Please! She’s a wonderful mother? Would you say that if these supposedly bratty spoiled bimbo girls had been kidnapped, beaten, or raped? Cause even in an upscale neighborhood, this is still New York! And at night! You people need to think about what could have happened. That ten year old kid wasn’t being belligerent- she was being a scared ten year old kid! Do you idiots not remember what it was like being left behind by your parent, a trusted and loved figure in your life? And who’s to say the parents DON’T beat them? The mother obviously had no problem endangering her child with abandonment- yes it’s abandonment; she never told her kids she’d come back to get them, she just kicked em out, wished em luck, and drove off merrily humming! She had no problem doing that, so why can’t she be secretly beating them? You don’t know what it’s like to be in a screwed up family with parents you believe don’t really care about you. The morons who think she’s a ‘really great mom’ need to get a reality check and brain!

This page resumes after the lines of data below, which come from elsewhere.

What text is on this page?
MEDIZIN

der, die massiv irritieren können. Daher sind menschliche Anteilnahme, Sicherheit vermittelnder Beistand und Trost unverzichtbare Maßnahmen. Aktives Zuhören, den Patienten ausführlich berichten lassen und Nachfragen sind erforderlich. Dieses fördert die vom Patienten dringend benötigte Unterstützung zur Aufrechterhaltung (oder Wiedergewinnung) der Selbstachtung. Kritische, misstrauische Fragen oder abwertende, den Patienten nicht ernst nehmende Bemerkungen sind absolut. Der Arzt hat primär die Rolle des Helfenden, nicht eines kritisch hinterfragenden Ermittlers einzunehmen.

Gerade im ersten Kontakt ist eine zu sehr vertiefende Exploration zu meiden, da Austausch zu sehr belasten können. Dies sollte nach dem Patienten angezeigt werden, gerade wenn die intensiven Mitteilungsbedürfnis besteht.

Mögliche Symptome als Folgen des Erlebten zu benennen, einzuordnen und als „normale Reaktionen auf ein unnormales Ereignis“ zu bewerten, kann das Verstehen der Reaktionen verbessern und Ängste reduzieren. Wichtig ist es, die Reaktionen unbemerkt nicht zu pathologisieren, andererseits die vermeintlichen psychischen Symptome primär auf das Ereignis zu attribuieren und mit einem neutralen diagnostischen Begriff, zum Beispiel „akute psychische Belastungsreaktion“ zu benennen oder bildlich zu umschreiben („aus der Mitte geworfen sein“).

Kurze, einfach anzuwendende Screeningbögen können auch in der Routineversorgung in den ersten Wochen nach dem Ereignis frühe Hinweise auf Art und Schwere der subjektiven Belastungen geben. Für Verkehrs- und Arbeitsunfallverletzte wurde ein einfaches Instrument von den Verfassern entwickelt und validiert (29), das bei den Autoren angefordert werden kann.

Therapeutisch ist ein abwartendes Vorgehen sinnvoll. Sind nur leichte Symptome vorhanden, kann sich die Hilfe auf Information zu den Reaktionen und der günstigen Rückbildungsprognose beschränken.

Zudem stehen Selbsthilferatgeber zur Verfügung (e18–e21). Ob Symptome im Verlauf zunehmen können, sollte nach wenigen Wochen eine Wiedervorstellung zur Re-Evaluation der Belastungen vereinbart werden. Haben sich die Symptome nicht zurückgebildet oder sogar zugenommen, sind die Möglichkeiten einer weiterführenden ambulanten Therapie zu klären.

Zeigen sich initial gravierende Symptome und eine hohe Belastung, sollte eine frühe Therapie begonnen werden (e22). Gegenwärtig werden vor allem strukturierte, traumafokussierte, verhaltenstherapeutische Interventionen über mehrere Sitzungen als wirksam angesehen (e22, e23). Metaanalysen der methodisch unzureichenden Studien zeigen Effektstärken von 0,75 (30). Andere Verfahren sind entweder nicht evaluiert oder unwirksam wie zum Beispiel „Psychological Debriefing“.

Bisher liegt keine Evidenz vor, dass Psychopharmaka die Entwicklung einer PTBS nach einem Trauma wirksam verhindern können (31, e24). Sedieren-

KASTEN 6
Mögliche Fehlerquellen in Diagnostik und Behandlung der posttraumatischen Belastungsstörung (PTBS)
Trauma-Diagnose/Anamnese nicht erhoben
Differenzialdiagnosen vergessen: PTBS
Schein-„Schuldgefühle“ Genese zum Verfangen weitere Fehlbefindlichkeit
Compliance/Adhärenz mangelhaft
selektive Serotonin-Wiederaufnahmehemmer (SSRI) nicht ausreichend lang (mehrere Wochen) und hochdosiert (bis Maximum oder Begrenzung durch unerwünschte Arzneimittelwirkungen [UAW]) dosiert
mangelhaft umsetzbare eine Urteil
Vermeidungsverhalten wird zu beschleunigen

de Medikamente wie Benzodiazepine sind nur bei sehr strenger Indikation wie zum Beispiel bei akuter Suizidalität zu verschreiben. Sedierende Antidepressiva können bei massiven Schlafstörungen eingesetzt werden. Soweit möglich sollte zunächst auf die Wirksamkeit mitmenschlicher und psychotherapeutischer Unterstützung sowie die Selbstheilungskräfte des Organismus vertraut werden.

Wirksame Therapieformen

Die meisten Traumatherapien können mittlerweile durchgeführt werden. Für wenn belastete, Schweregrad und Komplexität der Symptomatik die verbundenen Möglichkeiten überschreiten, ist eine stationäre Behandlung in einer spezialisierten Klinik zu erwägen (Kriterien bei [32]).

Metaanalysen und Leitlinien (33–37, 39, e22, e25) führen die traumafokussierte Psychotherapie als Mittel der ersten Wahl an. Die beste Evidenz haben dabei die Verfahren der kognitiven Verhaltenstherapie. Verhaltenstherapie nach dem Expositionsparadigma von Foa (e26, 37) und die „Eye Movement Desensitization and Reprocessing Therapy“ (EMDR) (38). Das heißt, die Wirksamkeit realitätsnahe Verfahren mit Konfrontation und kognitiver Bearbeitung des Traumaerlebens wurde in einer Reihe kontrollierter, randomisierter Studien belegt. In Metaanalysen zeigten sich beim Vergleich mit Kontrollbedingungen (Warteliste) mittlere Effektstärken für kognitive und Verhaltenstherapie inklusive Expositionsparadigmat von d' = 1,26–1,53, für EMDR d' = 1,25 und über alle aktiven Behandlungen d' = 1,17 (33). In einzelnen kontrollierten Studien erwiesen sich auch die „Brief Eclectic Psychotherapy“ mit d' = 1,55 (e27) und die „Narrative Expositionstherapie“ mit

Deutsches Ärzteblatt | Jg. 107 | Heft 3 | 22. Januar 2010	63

December 23, 2009 at 12:12 am
(91) WES says:

Particularly disturbing to read the womans comment ‘us mums need to stick together’ I assume thats why so many now freely abuse their children and walk away scot free for it Your a sexist blind idiot who doesnt deserve children and should never have had them Another feminised rubber stamp for stupidity Go figure Loser

May 14, 2010 at 12:55 pm
(92) sue larson says:

Her mistake was driving off and leaving them. She could have just stopped the car and said they weren’t moving until they behaved…What if the person that found the younger daughter was a pedophile or murderer? You NEVER leave your children to fend for themselves….

May 14, 2010 at 12:58 pm
(93) sue larson says:

Also on the local news this morning, they did a reenactment and had the woman smoking as she got out to drop them off…Talk about adding fuel to the fire. They really wanted her to look bad….Smoking in the car with kids…Ill bet the real woman doesn’t smoke at all…

May 13, 2012 at 9:21 pm
(94) ShellyLoch says:

I personally know the elder daughter, and she’s mentioned that her and her sister’s trauma came not from being left off on the side of the road, but from the hatemail, critical/threatening phonecalls, and hate that her family got from the public. It was a terrifying and stressful time, and people, even those commenting here, should take into consideration whether their outsider-view comments are going to simply but more turmoil and negativity on a family having a personal crisis.
I’m not taking a side, and I’m not trying to justify Madyln kicking her children out of the car, but I am trying to say that the story is never as simple as it seems, and as someone who is prone to snap judgements, I wanted to comment that the girls are still haunted by the critical and mean comments about their mother, with whom they have reconciled.

May 27, 2012 at 2:47 pm
(95) Bahama girl says:

Sometimes it takes drastic measures to tame kids. I did that to my sons one time , they were arguing over who’s turn it was to sit by the window behind my seat.( I was driving) So , I gave them a warning , but like kids they never listen and I had the most hectic day in a while , so I pulled over and told them to get out……. I said it twice and boy the look of dread was on their faces. I got out of my car and put my 6 and 10 year old sons on the side of the road. I drive off and counted to 30 … Then I stopped my car about four houses away and walked back to get them. Needless to say they were crying like they were about to die. I picked both of the up and carried them to my car……….. I could tell you this , I never had a problem with them again and I could never forget the look on their faces…. Their 15 and 19 now and I still regret it. So parnets , no matter how much drama you might have learn from my moment of crazy and don’t ever do that. Because of where we were they were safe….

Still having nightmares of what could have happened.